If you want to get the most out of your electric car for as long as possible, you can't avoid looking after the health of the vehicle's battery, as this is the most valuable component of the electric car. With a few tips, the life of the battery can be extended. But at some point, the situation arrives when the vehicle battery is worn out. It reaches the end of its life when it can only store about 70 percent of its original energy – a total economic loss for the electric car.
A study by the University of the Federal Armed Forces in Munich has shown that e-cars, compared to combustion engines, offer the best CO2 balance over the entire life cycle, i.e., from production to disposal. Here, carbon dioxide emissions can be reduced by up to 89 percent.
Nevertheless, e-mobility must also be designed to be sustainable in the long term, so greater attention must be paid to the sustainability issue with regard to the mining of valuable resources such as lithium, nickel, cobalt, graphite, and manganese.
What is the reason that the vehicle battery discharges over time? We know it all too well from our smartphones, which have now become our everyday companions – over time, cell phone batteries lose power. The same happens, of course, with the batteries in electric cars. Roughly summarized, a process takes place inside the battery in which chemical energy is converted into electrical energy. This is known as a redox reaction: one pole releases electrons (oxidation), the other pole takes the electrons back (reduction), hence the familiar plus and minus signs. However, it happens that never all electrons make it from plus to minus and back again. You could also say that they "get lost" and over time, with each charge and discharge, this number continuously increases. The result: the capacity of the vehicle's battery decreases, and at some point it is no longer sufficient for the electric car to get from A to B.
How do you continue to use batteries that can no longer be used for the electric car? With a residual capacity of around 70 percent, the battery can no longer function as a drive in the electric car, but that does not mean it is completely unusable. The storage capacity is still sufficient to be used elsewhere – as stationary storage.
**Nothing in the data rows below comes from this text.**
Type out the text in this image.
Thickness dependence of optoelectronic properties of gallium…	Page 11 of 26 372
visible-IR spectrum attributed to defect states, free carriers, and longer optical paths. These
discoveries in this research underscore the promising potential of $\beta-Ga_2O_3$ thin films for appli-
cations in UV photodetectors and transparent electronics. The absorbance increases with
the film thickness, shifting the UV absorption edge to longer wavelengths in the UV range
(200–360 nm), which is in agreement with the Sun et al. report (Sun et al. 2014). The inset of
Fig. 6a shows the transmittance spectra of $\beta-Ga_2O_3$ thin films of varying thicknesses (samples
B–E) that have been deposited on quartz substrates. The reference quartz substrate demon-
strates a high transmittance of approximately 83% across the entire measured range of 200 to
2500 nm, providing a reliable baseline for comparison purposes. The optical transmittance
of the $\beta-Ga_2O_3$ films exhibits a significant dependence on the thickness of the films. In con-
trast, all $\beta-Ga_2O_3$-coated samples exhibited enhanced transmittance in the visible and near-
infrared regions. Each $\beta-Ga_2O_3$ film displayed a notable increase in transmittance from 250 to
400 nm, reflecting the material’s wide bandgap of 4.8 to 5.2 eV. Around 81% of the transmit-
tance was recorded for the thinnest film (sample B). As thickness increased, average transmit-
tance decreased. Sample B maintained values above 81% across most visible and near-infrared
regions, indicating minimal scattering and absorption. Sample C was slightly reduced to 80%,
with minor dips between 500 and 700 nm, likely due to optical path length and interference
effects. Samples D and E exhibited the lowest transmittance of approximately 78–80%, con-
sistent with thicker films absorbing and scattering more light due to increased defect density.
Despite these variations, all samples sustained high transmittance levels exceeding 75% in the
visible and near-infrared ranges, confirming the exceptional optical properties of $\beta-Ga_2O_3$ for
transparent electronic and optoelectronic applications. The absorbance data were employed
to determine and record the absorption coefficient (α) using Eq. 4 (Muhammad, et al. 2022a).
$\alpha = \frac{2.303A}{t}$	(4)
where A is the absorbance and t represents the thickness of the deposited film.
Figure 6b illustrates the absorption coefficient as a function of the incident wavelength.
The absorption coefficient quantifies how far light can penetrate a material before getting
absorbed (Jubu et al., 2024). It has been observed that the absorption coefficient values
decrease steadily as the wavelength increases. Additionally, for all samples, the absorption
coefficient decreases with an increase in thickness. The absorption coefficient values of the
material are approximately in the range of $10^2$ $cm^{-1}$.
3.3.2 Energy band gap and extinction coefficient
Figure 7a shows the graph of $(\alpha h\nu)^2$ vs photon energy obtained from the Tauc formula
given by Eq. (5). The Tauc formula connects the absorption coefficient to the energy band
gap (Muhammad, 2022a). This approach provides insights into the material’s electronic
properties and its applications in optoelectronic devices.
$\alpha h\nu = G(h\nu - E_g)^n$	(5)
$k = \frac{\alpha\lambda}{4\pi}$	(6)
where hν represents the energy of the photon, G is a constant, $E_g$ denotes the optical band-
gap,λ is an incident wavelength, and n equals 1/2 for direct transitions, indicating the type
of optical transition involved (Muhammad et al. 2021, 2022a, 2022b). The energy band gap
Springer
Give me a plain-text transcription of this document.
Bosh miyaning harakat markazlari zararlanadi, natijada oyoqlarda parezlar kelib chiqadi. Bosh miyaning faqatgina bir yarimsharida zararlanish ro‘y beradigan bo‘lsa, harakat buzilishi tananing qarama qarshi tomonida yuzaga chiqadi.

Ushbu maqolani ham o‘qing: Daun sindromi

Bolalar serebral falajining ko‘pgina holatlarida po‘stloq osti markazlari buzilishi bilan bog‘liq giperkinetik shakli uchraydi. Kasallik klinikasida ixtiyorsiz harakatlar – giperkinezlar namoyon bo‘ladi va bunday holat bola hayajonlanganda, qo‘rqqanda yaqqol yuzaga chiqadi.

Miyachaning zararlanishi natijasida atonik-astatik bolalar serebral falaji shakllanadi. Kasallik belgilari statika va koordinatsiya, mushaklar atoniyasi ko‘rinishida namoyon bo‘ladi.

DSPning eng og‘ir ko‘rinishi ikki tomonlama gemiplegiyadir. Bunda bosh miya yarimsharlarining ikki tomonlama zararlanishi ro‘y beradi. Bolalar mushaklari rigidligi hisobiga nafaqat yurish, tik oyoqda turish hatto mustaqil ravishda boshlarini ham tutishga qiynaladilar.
Second life batteries can be ideally used as stationary storage, e.g., to absorb fluctuations in the power grid. However, they are also ideal as power storage for private households with PV systems or as emergency power storage for public facilities. Their advantage: they can absorb energy quickly with low losses and release it in milliseconds. In stationary operation, the batteries are also subjected to much less stress than in an electric car, where they are constantly under heavy strain during acceleration and braking. Stationary operation, on the other hand, is much smoother: The charging and discharging processes are slow and thus gentler on the battery. This also has a positive effect on the service life of the battery, so that the retired vehicle battery can be operated in second life for at least another ten years.
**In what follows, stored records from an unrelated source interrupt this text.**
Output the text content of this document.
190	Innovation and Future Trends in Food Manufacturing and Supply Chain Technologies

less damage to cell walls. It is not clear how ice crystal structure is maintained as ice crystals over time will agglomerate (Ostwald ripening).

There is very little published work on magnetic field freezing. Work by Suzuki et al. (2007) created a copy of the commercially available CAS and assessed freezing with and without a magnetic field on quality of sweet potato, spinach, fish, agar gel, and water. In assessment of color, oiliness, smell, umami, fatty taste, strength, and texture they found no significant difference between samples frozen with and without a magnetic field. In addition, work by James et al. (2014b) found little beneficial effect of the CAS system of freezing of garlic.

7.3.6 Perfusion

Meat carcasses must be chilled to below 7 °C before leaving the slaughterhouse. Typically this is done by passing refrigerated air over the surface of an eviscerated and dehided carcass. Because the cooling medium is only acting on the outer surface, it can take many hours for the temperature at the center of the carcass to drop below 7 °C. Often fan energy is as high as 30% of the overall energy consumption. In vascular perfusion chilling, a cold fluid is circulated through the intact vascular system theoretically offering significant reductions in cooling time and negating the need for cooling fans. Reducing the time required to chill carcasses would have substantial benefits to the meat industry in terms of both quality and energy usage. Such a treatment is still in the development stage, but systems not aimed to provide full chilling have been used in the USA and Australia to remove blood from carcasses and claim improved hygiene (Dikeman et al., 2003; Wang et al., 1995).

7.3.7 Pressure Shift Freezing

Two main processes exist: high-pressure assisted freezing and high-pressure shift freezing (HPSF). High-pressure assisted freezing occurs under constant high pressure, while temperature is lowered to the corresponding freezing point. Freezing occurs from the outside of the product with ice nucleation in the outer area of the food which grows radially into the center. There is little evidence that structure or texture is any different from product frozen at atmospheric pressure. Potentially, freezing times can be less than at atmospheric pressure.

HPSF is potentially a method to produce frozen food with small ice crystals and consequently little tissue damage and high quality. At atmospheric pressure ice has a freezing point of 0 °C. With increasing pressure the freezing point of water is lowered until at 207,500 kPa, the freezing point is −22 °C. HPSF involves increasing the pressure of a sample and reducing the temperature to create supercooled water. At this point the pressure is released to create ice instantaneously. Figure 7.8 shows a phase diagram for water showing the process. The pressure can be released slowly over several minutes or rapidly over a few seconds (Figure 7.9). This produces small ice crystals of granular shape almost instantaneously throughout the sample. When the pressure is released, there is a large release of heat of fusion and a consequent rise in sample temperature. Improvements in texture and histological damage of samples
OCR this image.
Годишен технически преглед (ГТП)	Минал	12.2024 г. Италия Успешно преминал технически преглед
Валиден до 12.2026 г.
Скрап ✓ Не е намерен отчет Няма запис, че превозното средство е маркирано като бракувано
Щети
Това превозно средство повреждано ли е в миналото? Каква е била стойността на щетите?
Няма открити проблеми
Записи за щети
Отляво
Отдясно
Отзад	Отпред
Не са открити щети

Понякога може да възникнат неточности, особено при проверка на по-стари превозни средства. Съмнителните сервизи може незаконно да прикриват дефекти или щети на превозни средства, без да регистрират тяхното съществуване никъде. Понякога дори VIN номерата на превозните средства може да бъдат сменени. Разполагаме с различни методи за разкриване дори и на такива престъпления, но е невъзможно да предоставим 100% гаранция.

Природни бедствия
Although their capacity is currently comparatively low due to the small number of end-of-life batteries available, this will change significantly in the coming years when more and more electric cars are on the road. According to a study by consulting firm Berylls Strategy Advisors, at least 1,522 gigawatt hours of used battery capacity will accrue by 2032 and could be available for use in stationary storage operations.
An example of how used electric car batteries can be used in second life is shown by the German car manufacturer BMW. In a storage farm on its factory premises in Leipzig, up to 700 used BMW i3 power storage units can be housed and charged with electricity generated in-house from wind power. The system is integrated into the public power grid; when there is an oversupply of electricity, the batteries can be charged, and when the electricity supply is low, the storage system can in turn contribute electricity. The system has a marketable output of 10 megawatts and a marketable capacity of 15 megawatt hours.
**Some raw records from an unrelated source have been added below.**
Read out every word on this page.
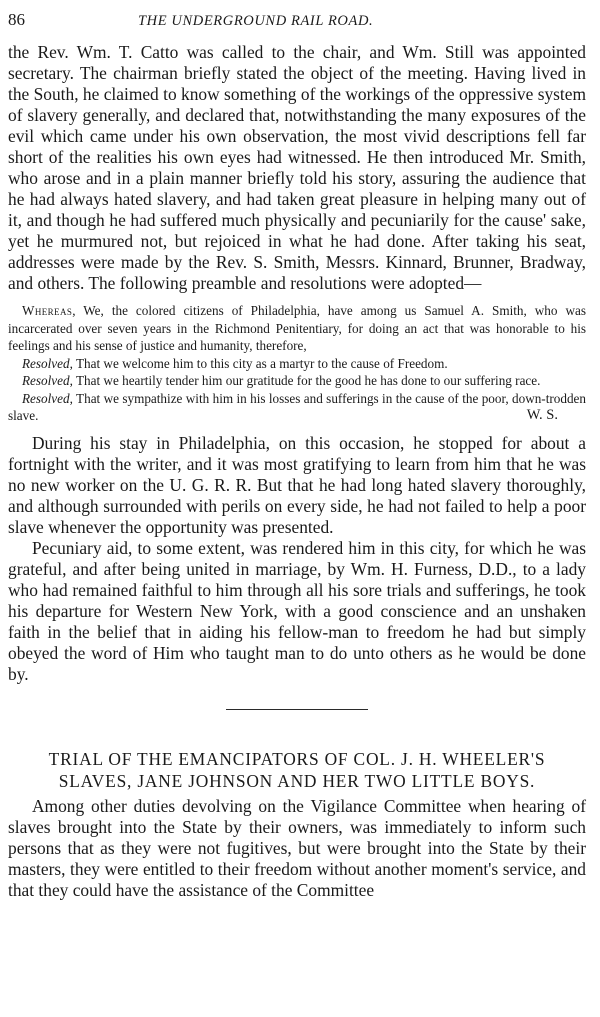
86	THE UNDERGROUND RAIL ROAD.

the Rev. Wm. T. Catto was called to the chair, and Wm. Still was appointed secretary. The chairman briefly stated the object of the meeting. Having lived in the South, he claimed to know something of the workings of the oppressive system of slavery generally, and declared that, notwithstanding the many exposures of the evil which came under his own observation, the most vivid descriptions fell far short of the realities his own eyes had witnessed. He then introduced Mr. Smith, who arose and in a plain manner briefly told his story, assuring the audience that he had always hated slavery, and had taken great pleasure in helping many out of it, and though he had suffered much physically and pecuniarily for the cause' sake, yet he murmured not, but rejoiced in what he had done. After taking his seat, addresses were made by the Rev. S. Smith, Messrs. Kinnard, Brunner, Bradway, and others. The following preamble and resolutions were adopted—

Whereas, We, the colored citizens of Philadelphia, have among us Samuel A. Smith, who was incarcerated over seven years in the Richmond Penitentiary, for doing an act that was honorable to his feelings and his sense of justice and humanity, therefore,

Resolved, That we welcome him to this city as a martyr to the cause of Freedom.

Resolved, That we heartily tender him our gratitude for the good he has done to our suffering race.

Resolved, That we sympathize with him in his losses and sufferings in the cause of the poor, down-trodden slave.	W. S.

During his stay in Philadelphia, on this occasion, he stopped for about a fortnight with the writer, and it was most gratifying to learn from him that he was no new worker on the U. G. R. R. But that he had long hated slavery thoroughly, and although surrounded with perils on every side, he had not failed to help a poor slave whenever the opportunity was presented.

Pecuniary aid, to some extent, was rendered him in this city, for which he was grateful, and after being united in marriage, by Wm. H. Furness, D.D., to a lady who had remained faithful to him through all his sore trials and sufferings, he took his departure for Western New York, with a good conscience and an unshaken faith in the belief that in aiding his fellow-man to freedom he had but simply obeyed the word of Him who taught man to do unto others as he would be done by.

TRIAL OF THE EMANCIPATORS OF COL. J. H. WHEELER'S
SLAVES, JANE JOHNSON AND HER TWO LITTLE BOYS.

Among other duties devolving on the Vigilance Committee when hearing of slaves brought into the State by their owners, was immediately to inform such persons that as they were not fugitives, but were brought into the State by their masters, they were entitled to their freedom without another moment's service, and that they could have the assistance of the Committee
On March 10, 2022, the EU Parliament passed a new battery directive by a large majority, according to which the recycling quota for batteries is to gradually increase. A certain proportion of the materials used in production must also come from recycling. The recycling quotas for cobalt, nickel, and copper are to rise to 90 percent in 2025 and 95 percent in 2030. For lithium, the quotas are only 35 percent and 70 percent, respectively. A final decision has yet to be made; the EU governments must still approve the new directive.
Battery recycling plays a central role in the electric strategy of many car manufacturers. In November 2020, for example, VW opened its own recycling plant in Salzgitter, where valuable raw materials such as nickel, manganese, cobalt, copper, or aluminum are to be recovered and up to 90 percent of the battery is to be recycled. In the long term, the aim is to achieve 97 percent.